Ognuno di noi riesce a mantenere relazioni stabili con circa 150 persone. È questa la teoria nota come “numero di Dunbar”, secondo cui l’architettura stessa del cervello umano pone un limite massimo alle vite sociali. La teoria, elaborata dall’antropologo Robin Dunbar e proposta negli anni ’90, non ha però basi solide secondo uno studio dell’Università di Stoccolma, pubblicato su Biology Letters. Il numero di amici può essere anche di più’ . I ricercatori ricordano che il numero 150 si basa su un’estrapolazione della correlazione tra il volume della neocorteccia dei primati e la quantità di amici che è possibile avere. Alcuni studi empirici hanno supportato questa teoria, altri no e adesso la nuova ricerca spiega che un limite in questo senso per gli umani non può essere derivato in questo modo. E’ possibile avere più di 150 amici, ma anche meno. “Una stima precisa per gli esseri umani utilizzando metodi e dati disponibili non e’ possibile effettuarla”, secondo Andreas Wartel, coautore dello studio.

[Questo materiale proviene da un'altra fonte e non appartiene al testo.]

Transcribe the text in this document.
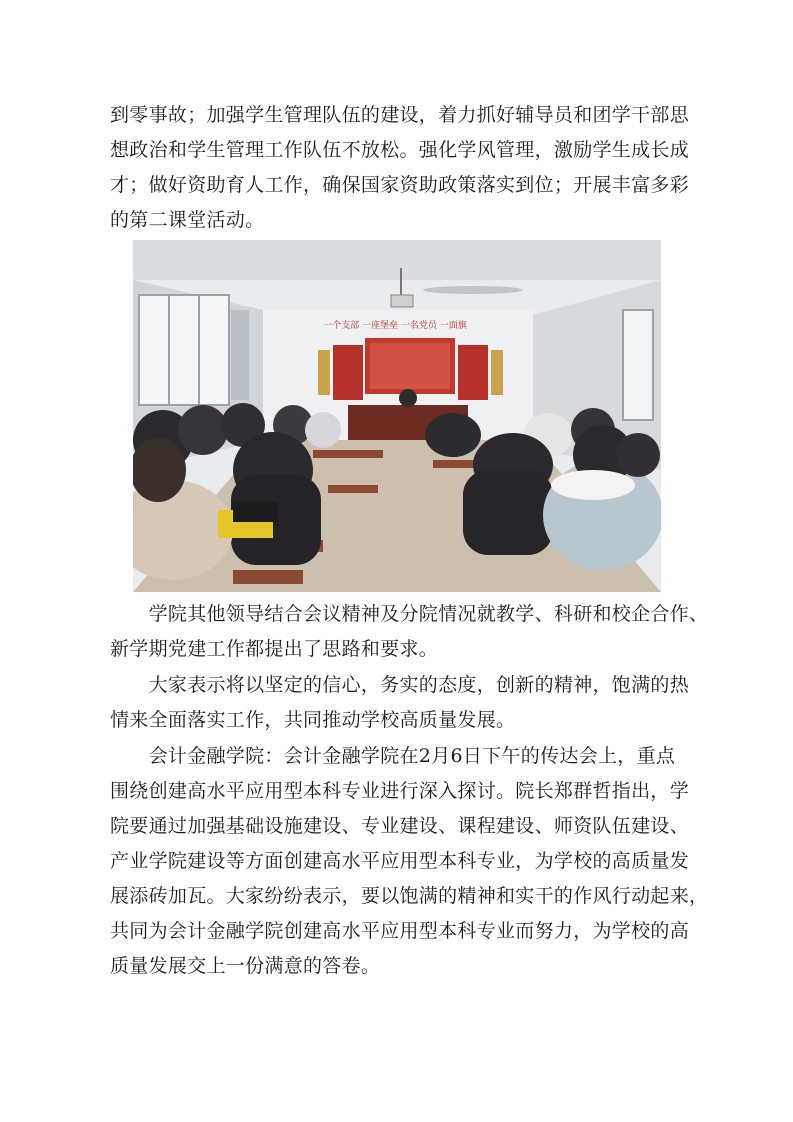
到零事故；加强学生管理队伍的建设，着力抓好辅导员和团学干部思
想政治和学生管理工作队伍不放松。强化学风管理，激励学生成长成
才；做好资助育人工作，确保国家资助政策落实到位；开展丰富多彩
的第二课堂活动。

一个支部 一座堡垒 一名党员 一面旗

　　学院其他领导结合会议精神及分院情况就教学、科研和校企合作、
新学期党建工作都提出了思路和要求。

　　大家表示将以坚定的信心，务实的态度，创新的精神，饱满的热
情来全面落实工作，共同推动学校高质量发展。

　　会计金融学院：会计金融学院在2月6日下午的传达会上，重点
围绕创建高水平应用型本科专业进行深入探讨。院长郑群哲指出，学
院要通过加强基础设施建设、专业建设、课程建设、师资队伍建设、
产业学院建设等方面创建高水平应用型本科专业，为学校的高质量发
展添砖加瓦。大家纷纷表示，要以饱满的精神和实干的作风行动起来，
共同为会计金融学院创建高水平应用型本科专业而努力，为学校的高
质量发展交上一份满意的答卷。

“Le basi teoriche del numero di Dunbar – evidenzia poi Patrik Lindenfors, altro autore dello studio- sono instabili. Il cervello di altri primati non gestisce le informazioni esattamente come fa quello umano e la socialità dei primati è spiegata principalmente da altri fattori oltre al cervello, come ciò che mangiano e chi sono i loro predatori. Inoltre, gli esseri umani hanno una grande variazione nella dimensione dei loro network sociali”. Quando i ricercatori svedesi hanno ripetuto le analisi di Dunbar utilizzando metodi statistici moderni e dati aggiornati sui cervelli dei primati, i risultati erano simultaneamente molto più grandi e molto inferiori a 150. La dimensione massima media del gruppo sociale si è in diversi casi rivelata inferiore a 150 persone ( al massimo di 109).
Ma il problema principale era che gli intervalli di confidenza, cioè di valori plausibili, al 95% per queste stime erano compresi tra 2 e 520 persone. “Specificare un numero qualsiasi è quindi inutile”, secondo i ricercatori, che scrivono in conclusione che “la speranza, anche se forse futile, è che questo studio metta fine all’uso del “numero di Dunbar” nella scienza e nei media. Tale numero è un concetto con un fondamento teorico limitato e privo di supporto empirico”.